Probably most of you will never have to deal with challenge matches. It’s a good thing, they almost never end well. It’s a funny business…prone to ugliness when the slightest bit of ego gets involved, with a tiny chance of ending well. The skilled artists can come calling sometimes, and be very polite and want to play…and polite or no, you know they are challenging you. It’s a very serious thing. The truth of martial arts is that you learn to lose a fair bit. The good ones know this, and every time they win something, they remember a little of losing.
Twice when I was at Academie Duello we had groups of more modern fencers show up on our open fight nights, looking to test us out. The sabre guys were fantastic. We came out strongly ahead, but it wasn’t an honest bout, as they were trying rapiers for the first time. I don’t remember much of the night, but I remember we all had a great time talking about our arts and playing around. The instructor later gave me a gift of two replacement Hanwei Radaelli sabre blades. A gift I still cherish, even as they sit in my bag battered and broken from use. I’d take sabre lessons from those guys in a heartbeat.
The second group of modern point stylists were okay, but not as fun. I suppose it figures I’d get along better with sabre fighters, the stereotypes must be a bit true. The second group came by somewhat spontaneously, I think…on the way back from some meet, or in town for one, I never did find out. They eagerly kitted up and wanted to bout with me, but it was a bit of a confused mess. Offline movement and our targeting priority just hit them the wrong way, and they couldn’t adapt. They were speedy, but they kept going for the hand and leaving their face open. They left after a bit and were very polite, but it was unsatisfying all around.

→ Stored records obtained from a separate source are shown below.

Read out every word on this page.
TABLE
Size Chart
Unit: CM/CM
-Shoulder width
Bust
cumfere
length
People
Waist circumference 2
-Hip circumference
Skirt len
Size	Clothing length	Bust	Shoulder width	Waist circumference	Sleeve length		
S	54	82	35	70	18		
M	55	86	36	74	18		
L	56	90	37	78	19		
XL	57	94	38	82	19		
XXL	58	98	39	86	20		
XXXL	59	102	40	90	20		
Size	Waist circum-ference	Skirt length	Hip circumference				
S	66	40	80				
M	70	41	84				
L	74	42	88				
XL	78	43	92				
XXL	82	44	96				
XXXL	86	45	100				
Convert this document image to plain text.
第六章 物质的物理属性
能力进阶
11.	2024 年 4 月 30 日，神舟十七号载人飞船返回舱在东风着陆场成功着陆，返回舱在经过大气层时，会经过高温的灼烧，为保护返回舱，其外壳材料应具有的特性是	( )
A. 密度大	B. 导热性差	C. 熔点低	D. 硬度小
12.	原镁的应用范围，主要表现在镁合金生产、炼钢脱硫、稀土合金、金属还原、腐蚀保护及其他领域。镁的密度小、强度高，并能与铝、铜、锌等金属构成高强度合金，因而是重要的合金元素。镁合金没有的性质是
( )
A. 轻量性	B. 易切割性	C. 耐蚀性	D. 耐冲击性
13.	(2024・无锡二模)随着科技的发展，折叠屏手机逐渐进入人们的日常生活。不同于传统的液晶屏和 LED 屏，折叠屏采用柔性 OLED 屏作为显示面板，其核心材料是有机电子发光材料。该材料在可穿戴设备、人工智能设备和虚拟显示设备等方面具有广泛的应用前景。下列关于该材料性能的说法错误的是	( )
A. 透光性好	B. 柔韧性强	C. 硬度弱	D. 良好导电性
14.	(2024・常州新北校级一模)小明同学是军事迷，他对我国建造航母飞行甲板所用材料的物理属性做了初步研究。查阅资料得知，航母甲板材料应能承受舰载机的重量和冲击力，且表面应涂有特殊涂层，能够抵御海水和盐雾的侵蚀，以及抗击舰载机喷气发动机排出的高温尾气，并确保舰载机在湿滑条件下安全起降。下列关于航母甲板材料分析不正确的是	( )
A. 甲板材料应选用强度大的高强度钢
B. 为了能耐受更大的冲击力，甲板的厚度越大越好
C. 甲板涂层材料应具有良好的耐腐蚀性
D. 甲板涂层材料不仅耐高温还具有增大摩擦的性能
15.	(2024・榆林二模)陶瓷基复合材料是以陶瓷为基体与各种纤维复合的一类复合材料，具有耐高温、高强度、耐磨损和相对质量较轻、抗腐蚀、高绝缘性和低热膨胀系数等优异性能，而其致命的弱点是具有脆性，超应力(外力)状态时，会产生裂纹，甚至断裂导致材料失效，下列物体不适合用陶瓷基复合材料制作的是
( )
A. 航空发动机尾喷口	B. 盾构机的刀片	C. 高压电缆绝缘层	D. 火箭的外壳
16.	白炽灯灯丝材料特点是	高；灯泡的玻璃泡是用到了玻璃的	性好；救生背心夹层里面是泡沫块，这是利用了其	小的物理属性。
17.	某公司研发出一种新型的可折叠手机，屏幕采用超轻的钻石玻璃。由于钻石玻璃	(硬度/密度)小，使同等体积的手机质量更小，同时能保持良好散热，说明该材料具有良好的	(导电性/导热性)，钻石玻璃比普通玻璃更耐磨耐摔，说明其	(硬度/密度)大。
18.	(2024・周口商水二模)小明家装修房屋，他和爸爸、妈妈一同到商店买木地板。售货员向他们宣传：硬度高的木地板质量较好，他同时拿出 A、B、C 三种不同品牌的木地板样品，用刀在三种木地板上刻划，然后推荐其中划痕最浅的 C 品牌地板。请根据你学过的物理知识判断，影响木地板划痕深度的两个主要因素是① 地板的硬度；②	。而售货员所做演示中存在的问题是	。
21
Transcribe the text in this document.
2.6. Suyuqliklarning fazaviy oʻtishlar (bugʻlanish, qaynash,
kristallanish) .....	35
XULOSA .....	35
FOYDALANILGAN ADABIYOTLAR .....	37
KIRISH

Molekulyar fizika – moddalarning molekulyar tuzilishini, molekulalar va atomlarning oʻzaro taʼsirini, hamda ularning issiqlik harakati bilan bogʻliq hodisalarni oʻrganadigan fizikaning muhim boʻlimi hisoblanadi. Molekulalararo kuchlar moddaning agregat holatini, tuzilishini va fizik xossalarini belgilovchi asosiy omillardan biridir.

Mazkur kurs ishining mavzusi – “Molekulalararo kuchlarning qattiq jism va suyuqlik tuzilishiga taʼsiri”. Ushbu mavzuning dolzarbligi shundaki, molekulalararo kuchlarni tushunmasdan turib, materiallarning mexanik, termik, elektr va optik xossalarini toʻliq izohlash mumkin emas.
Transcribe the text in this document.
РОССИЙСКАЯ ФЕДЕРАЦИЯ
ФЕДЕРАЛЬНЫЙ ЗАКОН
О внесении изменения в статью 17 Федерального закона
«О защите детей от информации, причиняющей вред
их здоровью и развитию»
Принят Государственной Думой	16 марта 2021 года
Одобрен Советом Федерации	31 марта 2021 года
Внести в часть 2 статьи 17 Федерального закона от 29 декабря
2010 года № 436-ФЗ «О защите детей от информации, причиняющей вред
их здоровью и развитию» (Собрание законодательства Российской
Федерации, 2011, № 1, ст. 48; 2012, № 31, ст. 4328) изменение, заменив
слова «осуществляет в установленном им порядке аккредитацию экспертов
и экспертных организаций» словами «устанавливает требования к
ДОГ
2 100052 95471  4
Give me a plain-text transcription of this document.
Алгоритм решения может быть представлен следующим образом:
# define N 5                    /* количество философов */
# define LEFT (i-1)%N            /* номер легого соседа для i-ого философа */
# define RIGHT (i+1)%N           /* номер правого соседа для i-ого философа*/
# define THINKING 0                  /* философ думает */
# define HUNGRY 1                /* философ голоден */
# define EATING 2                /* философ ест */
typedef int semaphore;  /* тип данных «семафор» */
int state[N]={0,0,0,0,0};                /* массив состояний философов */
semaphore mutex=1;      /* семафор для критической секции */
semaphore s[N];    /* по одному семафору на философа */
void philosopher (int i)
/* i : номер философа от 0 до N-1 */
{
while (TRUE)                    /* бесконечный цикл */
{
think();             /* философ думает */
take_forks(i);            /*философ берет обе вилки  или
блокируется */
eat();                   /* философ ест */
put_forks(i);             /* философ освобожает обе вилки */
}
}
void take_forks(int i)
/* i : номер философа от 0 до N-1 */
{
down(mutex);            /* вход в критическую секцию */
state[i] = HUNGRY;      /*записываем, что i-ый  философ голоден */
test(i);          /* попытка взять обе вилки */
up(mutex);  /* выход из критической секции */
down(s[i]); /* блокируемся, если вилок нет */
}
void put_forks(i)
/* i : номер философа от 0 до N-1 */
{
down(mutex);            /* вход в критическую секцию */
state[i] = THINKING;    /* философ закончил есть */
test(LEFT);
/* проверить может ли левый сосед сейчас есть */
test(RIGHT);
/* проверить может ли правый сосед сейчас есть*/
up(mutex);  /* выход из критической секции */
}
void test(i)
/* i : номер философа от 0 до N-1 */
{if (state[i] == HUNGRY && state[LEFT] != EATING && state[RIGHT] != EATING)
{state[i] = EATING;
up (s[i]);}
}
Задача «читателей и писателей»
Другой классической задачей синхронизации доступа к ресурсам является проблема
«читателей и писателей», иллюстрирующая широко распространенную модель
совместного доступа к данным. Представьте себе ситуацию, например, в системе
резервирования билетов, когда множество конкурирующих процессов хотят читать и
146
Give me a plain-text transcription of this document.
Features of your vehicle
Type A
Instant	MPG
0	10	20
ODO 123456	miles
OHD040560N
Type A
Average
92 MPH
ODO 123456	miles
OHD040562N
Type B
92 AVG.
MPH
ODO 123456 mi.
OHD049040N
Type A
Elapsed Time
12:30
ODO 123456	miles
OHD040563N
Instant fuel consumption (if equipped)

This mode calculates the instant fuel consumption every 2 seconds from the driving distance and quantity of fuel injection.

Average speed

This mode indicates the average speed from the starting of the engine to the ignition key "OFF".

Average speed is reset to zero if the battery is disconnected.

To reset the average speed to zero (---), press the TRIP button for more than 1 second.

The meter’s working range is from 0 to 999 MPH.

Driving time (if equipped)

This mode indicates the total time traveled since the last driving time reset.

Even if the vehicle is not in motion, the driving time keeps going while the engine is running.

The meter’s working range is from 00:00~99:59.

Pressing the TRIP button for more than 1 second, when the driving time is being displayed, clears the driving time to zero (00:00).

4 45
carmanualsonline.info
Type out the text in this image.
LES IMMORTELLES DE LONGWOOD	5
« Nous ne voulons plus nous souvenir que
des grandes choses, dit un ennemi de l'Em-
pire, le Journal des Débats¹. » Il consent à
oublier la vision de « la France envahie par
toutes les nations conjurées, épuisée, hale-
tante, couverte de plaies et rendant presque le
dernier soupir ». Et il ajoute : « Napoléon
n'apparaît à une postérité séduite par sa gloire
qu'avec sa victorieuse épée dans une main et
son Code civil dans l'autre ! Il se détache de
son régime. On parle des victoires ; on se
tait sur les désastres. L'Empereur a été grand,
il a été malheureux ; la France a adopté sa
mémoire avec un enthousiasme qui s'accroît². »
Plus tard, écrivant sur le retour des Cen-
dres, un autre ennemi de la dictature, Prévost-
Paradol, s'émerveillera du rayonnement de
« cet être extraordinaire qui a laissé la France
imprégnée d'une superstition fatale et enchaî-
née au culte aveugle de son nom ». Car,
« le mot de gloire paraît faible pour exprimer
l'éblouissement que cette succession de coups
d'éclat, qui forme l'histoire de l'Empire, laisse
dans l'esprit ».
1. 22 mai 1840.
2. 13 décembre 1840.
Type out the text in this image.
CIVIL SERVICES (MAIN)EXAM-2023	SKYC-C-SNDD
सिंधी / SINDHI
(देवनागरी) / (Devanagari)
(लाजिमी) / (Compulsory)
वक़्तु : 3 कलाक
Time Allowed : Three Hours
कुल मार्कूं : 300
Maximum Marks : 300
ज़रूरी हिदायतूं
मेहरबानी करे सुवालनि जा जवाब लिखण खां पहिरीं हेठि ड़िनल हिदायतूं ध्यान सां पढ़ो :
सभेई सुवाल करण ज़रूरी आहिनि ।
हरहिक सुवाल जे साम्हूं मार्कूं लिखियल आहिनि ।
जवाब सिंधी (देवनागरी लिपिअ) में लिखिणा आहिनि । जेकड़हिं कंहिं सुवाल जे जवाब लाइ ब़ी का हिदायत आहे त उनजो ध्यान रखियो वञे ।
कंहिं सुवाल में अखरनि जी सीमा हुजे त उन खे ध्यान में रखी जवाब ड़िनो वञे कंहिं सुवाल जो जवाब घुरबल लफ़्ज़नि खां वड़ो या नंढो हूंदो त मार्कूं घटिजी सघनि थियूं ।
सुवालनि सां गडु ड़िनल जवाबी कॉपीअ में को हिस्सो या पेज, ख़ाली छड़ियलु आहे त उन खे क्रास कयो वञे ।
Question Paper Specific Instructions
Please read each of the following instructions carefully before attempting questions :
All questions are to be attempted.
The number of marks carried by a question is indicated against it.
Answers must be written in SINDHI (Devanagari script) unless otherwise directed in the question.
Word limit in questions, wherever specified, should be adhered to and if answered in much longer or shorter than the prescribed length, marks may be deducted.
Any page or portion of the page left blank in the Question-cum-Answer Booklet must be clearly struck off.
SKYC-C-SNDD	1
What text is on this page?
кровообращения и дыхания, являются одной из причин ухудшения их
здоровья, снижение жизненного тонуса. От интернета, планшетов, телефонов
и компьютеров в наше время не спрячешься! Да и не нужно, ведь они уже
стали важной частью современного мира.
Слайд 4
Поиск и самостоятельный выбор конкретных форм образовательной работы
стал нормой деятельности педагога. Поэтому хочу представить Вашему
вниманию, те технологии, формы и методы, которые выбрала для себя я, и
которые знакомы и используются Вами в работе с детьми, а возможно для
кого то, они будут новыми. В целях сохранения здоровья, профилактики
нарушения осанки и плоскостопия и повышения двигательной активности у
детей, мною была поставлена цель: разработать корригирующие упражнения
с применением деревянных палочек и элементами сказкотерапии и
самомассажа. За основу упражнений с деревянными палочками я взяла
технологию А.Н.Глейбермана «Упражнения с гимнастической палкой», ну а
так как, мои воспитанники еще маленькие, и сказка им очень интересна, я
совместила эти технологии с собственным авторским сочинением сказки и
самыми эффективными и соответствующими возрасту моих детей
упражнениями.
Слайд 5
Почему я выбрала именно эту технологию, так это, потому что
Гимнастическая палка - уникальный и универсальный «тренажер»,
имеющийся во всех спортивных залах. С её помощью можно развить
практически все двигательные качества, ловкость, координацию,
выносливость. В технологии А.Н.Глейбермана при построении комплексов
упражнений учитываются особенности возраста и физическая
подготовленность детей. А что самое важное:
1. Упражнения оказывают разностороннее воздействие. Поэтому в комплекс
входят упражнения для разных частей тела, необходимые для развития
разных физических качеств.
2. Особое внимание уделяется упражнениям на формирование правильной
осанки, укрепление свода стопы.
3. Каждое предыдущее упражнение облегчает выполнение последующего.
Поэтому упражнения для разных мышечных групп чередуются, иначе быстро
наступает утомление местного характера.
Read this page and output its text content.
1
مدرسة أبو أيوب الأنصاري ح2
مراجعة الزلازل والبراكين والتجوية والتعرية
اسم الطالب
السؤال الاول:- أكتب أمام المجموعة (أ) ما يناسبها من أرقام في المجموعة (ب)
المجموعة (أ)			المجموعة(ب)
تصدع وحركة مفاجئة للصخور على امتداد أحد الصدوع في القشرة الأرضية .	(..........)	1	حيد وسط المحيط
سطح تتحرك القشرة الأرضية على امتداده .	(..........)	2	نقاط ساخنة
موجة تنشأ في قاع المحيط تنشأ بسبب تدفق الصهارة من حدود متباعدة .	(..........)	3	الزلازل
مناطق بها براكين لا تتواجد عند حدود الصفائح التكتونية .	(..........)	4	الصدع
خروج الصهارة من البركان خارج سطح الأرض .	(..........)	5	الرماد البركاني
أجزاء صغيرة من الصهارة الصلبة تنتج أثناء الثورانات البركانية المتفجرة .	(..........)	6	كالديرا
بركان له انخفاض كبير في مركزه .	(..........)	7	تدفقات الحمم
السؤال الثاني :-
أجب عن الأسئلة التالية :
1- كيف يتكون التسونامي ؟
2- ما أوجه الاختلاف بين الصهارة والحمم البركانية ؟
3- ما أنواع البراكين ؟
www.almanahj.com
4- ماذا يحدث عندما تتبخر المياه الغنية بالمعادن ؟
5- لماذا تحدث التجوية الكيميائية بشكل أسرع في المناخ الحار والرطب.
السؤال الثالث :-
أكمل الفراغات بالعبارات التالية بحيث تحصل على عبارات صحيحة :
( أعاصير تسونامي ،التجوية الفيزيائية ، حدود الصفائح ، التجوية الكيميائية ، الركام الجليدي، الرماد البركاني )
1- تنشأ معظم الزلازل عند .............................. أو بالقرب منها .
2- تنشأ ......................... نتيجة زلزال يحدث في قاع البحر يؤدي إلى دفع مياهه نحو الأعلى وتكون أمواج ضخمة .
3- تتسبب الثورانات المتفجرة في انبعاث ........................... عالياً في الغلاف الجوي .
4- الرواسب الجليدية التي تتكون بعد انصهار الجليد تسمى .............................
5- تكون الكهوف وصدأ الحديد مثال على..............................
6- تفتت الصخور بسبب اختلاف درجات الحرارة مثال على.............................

A number of Asian martial artists all came by and tried their hand, and everyone that I recall left very satisfied at our skill, and hopefully more satisfied with our hospitality. I was impressed with their ability to learn, and challenged by their open-mindedness. You know a real master when you beat him and he still managed to humble you with his abilities. This town has some talented people…
On the flip side, some great drinking stories come from the run-ins with drunks and crazies. Outdoor classes can be exciting. A plastered teenager walked up to the gear bags, grabbed someone’s sword and proceeded to walk uncaring through the ranks of drilling students, to challenge Devon on the spot. I think we smacked him on the nose with a rolled up newspaper a few times. Or maybe just said “No. Go home” until he got the message. I keep asking people to corner Devon and ask him about the crazed Russian mafia cougar attack, I hope he has to tell that story a lot. It’s pretty funny. That was the same night the Vin Diesel look-alike (I think?!?) tried to walk away with my rapier.
Professionally, it’s not such an amusing question. AD had a policy of open-door, accept all challengers, right from the get go. We encouraged challenge fights, but that was a bit of a marketing call. We were new, and swordplay was a thing that seemed more fantasy than real. We had to prove ourselves as legitimate martial artists, in the oldest way there was. We also had absolute confidence in our ability to face any challenge. I think that time has passed, for the WMA world as a whole. There is enough momentum, a large enough body of practitioners, to show legitimacy. Further work we do should be strictly on building the quality of our students.
If you get someone coming in the door and challenging you, you should be able to refuse with no qualms. And be prepared to call the police to back up your polite refusal. No stranger, no matter what their purported skill or talent, has any business trying to soothe their ego using your students training hall. It doesn’t matter what kind of confidence you have in your abilities. The training space is sacred. It’s been created by your efforts and the students sweat, and the only thing that needs to be proven in the hall is the ability to sweat more. Friendly bouts, or competition, is one thing…a challenge to your teaching authority is another.
And it’s not a challenge you should ever personally face. The worth of your teaching shows up a bit in how your students perform, but more in how they behave. How the students handle failure and victory, and despite either income they continue to improve, is the only real measure of a teacher. It’s the only true metric of teaching ability. There is no competition there, as people respond personally to a teacher. No one is the perfect, or even best, teacher for everyone.
The only reason left to fight a challenge match is because you want to test your personal ability. That’s fine, we all have questions we want to answer…but the school is not the place to do it. And it’s most especially not the right place to do it against some nutbar showing up to your front door. If for whatever crazy reason you actually want to fight the guy? Do it the right way. Pick a time, arrange for seconds, and meet somewhere else.